For general tasks, I build standalone commands. My “quick question” tool is just qq. Since qq has no concept of a repository, it wouldn’t make sense as a git sub-command. Instead, it lives in the standard shell, right next to grep and ls.

This division is part of the same philosophy: design your tool for its specific job, and that includes its “home” on the command line.

Here’s a peek at my local ~/bin directory:

qq: Quick question. qq "how to find files modified in the last 2 days"
ai-review: Code review for the current git diff.
ai-gc: Git commit message for staged files.
ai-pr: Generate a PR title and description from the current branch’s diff, then pushes to GitHub and creates a PR.
ai-conflict-fix: Takes a file with git conflict markers (<<<<<) and attempts a clean merge.

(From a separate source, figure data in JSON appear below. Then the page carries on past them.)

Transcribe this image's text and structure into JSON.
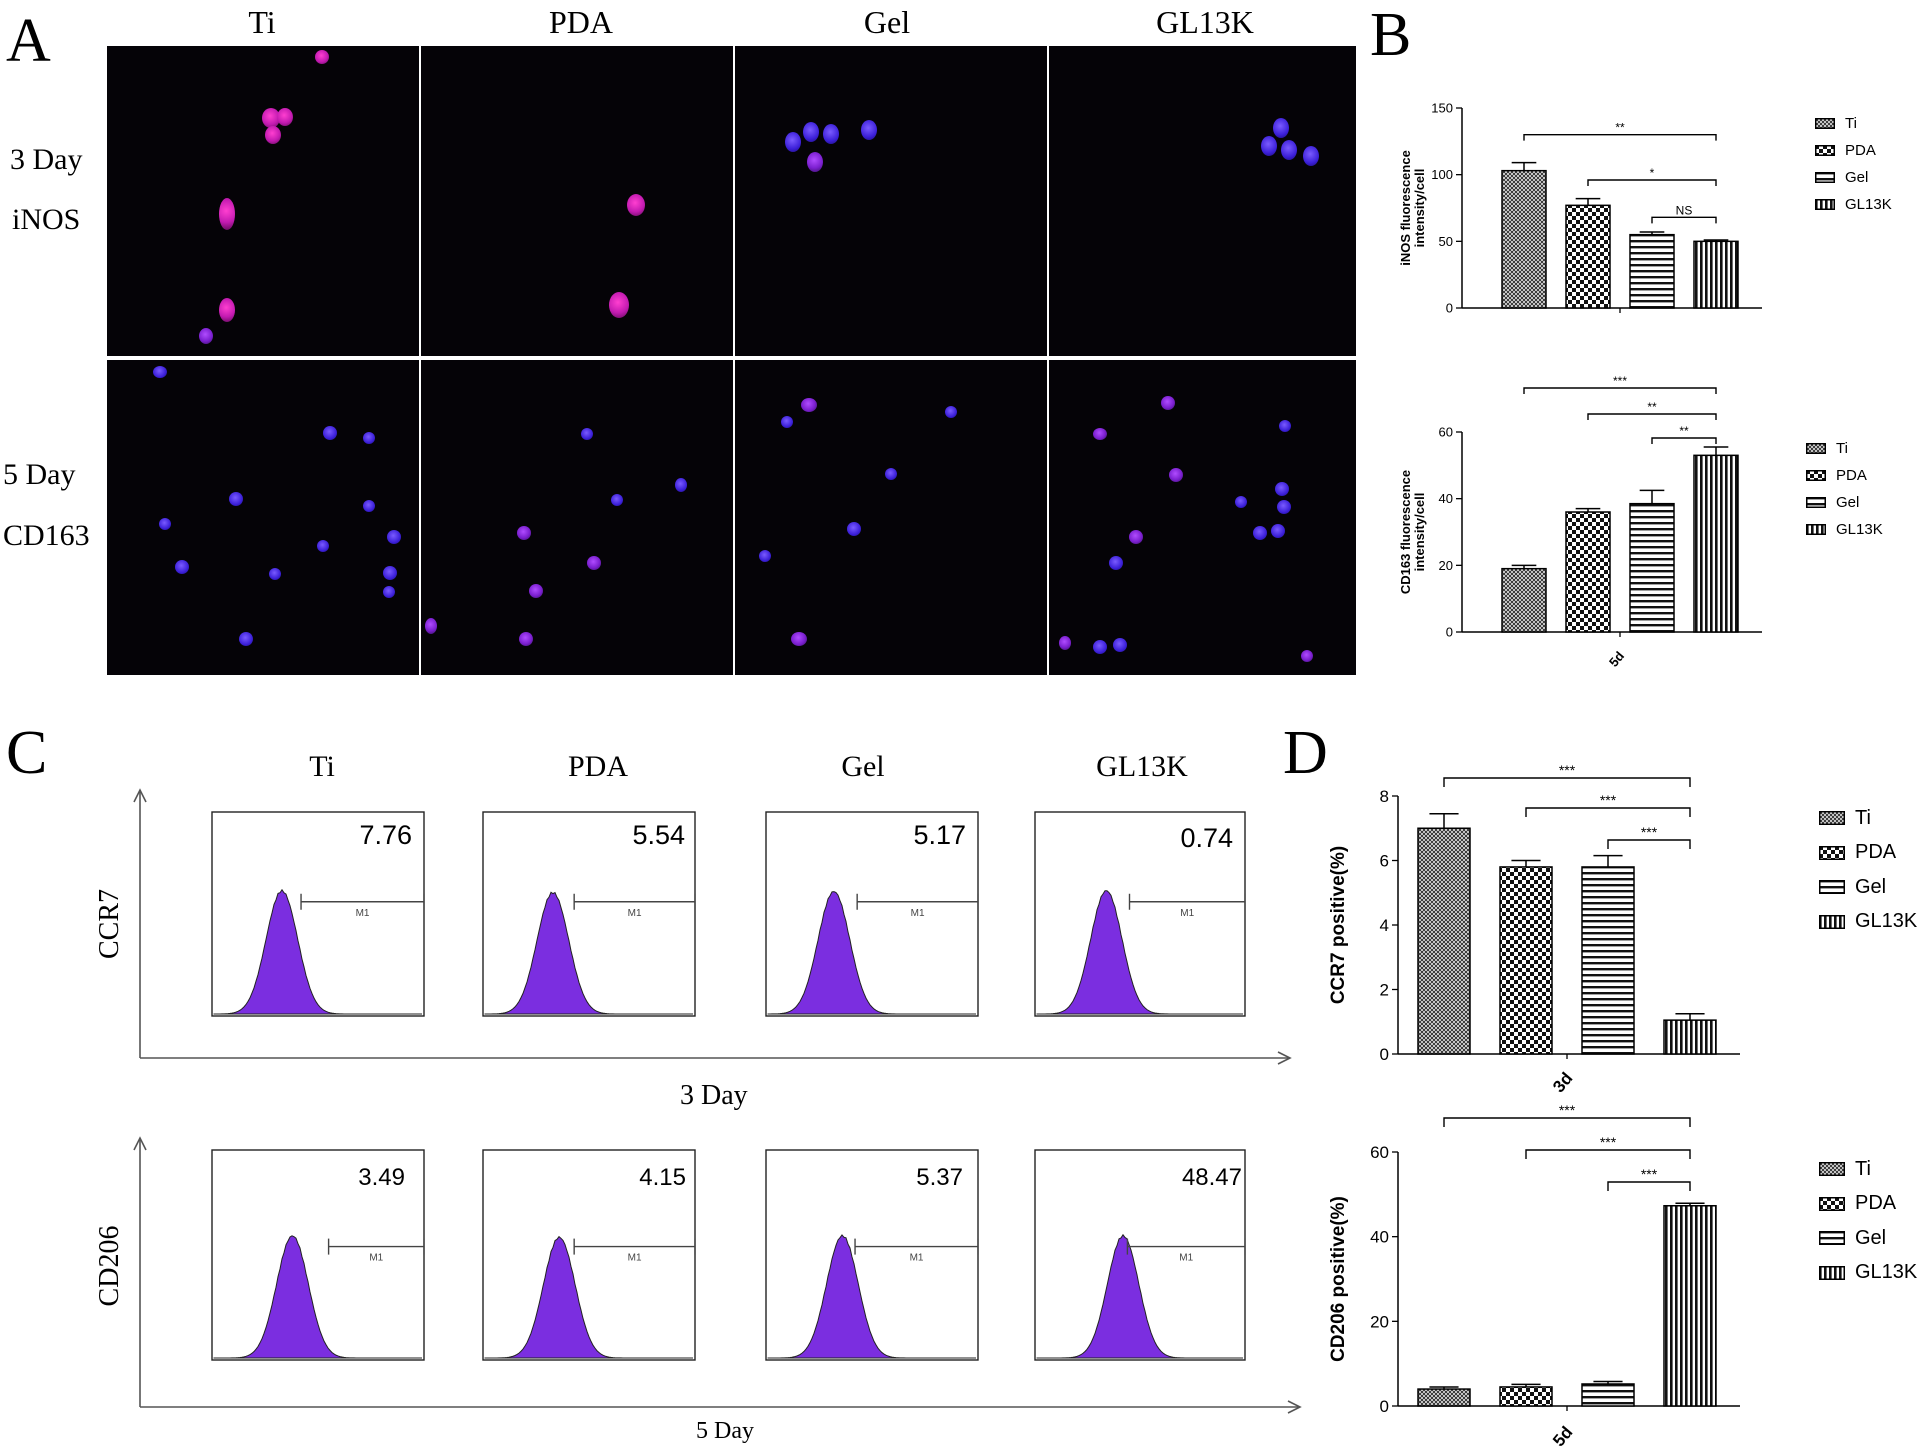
{
  "panels": {
    "a": "A",
    "b": "B",
    "c": "C",
    "d": "D"
  },
  "panel_a": {
    "columns": [
      "Ti",
      "PDA",
      "Gel",
      "GL13K"
    ],
    "rows": [
      {
        "day": "3 Day",
        "marker": "iNOS"
      },
      {
        "day": "5 Day",
        "marker": "CD163"
      }
    ]
  },
  "panel_c": {
    "columns": [
      "Ti",
      "PDA",
      "Gel",
      "GL13K"
    ],
    "gate_label": "M1",
    "rows": [
      {
        "marker": "CCR7",
        "day": "3 Day",
        "values": [
          "7.76",
          "5.54",
          "5.17",
          "0.74"
        ]
      },
      {
        "marker": "CD206",
        "day": "5 Day",
        "values": [
          "3.49",
          "4.15",
          "5.37",
          "48.47"
        ]
      }
    ]
  },
  "colors": {
    "pink": "#c21ab0",
    "blue": "#3b1fd8",
    "histogram": "#7b2ee0"
  },
  "chart_data": [
    {
      "id": "B-top",
      "type": "bar",
      "ylabel": "iNOS fluorescence intensity/cell",
      "xlabel": "",
      "ylim": [
        0,
        150
      ],
      "yticks": [
        0,
        50,
        100,
        150
      ],
      "categories": [
        "Ti",
        "PDA",
        "Gel",
        "GL13K"
      ],
      "values": [
        103,
        77,
        55,
        50
      ],
      "errors": [
        6,
        5,
        2,
        1
      ],
      "significance": [
        {
          "from": "Ti",
          "to": "GL13K",
          "label": "**"
        },
        {
          "from": "PDA",
          "to": "GL13K",
          "label": "*"
        },
        {
          "from": "Gel",
          "to": "GL13K",
          "label": "NS"
        }
      ],
      "legend": [
        "Ti",
        "PDA",
        "Gel",
        "GL13K"
      ]
    },
    {
      "id": "B-bottom",
      "type": "bar",
      "ylabel": "CD163 fluorescence intensity/cell",
      "xlabel": "5d",
      "ylim": [
        0,
        60
      ],
      "yticks": [
        0,
        20,
        40,
        60
      ],
      "categories": [
        "Ti",
        "PDA",
        "Gel",
        "GL13K"
      ],
      "values": [
        19,
        36,
        38.5,
        53
      ],
      "errors": [
        1,
        1,
        4,
        2.5
      ],
      "significance": [
        {
          "from": "Ti",
          "to": "GL13K",
          "label": "***"
        },
        {
          "from": "PDA",
          "to": "GL13K",
          "label": "**"
        },
        {
          "from": "Gel",
          "to": "GL13K",
          "label": "**"
        }
      ],
      "legend": [
        "Ti",
        "PDA",
        "Gel",
        "GL13K"
      ]
    },
    {
      "id": "D-top",
      "type": "bar",
      "ylabel": "CCR7 positive(%)",
      "xlabel": "3d",
      "ylim": [
        0,
        8
      ],
      "yticks": [
        0,
        2,
        4,
        6,
        8
      ],
      "categories": [
        "Ti",
        "PDA",
        "Gel",
        "GL13K"
      ],
      "values": [
        7.0,
        5.8,
        5.8,
        1.05
      ],
      "errors": [
        0.45,
        0.2,
        0.35,
        0.2
      ],
      "significance": [
        {
          "from": "Ti",
          "to": "GL13K",
          "label": "***"
        },
        {
          "from": "PDA",
          "to": "GL13K",
          "label": "***"
        },
        {
          "from": "Gel",
          "to": "GL13K",
          "label": "***"
        }
      ],
      "legend": [
        "Ti",
        "PDA",
        "Gel",
        "GL13K"
      ]
    },
    {
      "id": "D-bottom",
      "type": "bar",
      "ylabel": "CD206 positive(%)",
      "xlabel": "5d",
      "ylim": [
        0,
        60
      ],
      "yticks": [
        0,
        20,
        40,
        60
      ],
      "categories": [
        "Ti",
        "PDA",
        "Gel",
        "GL13K"
      ],
      "values": [
        4.0,
        4.5,
        5.2,
        47.3
      ],
      "errors": [
        0.5,
        0.6,
        0.6,
        0.6
      ],
      "significance": [
        {
          "from": "Ti",
          "to": "GL13K",
          "label": "***"
        },
        {
          "from": "PDA",
          "to": "GL13K",
          "label": "***"
        },
        {
          "from": "Gel",
          "to": "GL13K",
          "label": "***"
        }
      ],
      "legend": [
        "Ti",
        "PDA",
        "Gel",
        "GL13K"
      ]
    }
  ]
}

Each one is simple, fast, and does one thing. And the list is growing! Here are some ideas for other tools I’m thinking of building:

ai-doc-gen: Scopes to a function or class and writes its docstring.
ai-test-gen: Scopes to a file or function and stubs out unit tests.
ai-fix-types: Fix/add types to Python and TypeScript code.
ai-fix-text: Typo/grammar/syntax fixer given a file (fixes variables names and comments, warn on classes and functions since those might be APIs).
ai-log-analyzer: Takes a log file and summarizes the errors.

The possibilities are endless. The key is to identify a repetitive task and build a small, focused tool to automate it.

This is the way. You get the beautiful UX of small, specialized tools and the maintenance sanity of a single, shared core.

By embracing the Unix philosophy, you can build a suite of AI-powered tools that are simple, powerful, and a joy to use. Stop building all-in-one AI behemoths. Start building small, sharp, Unix-style tools.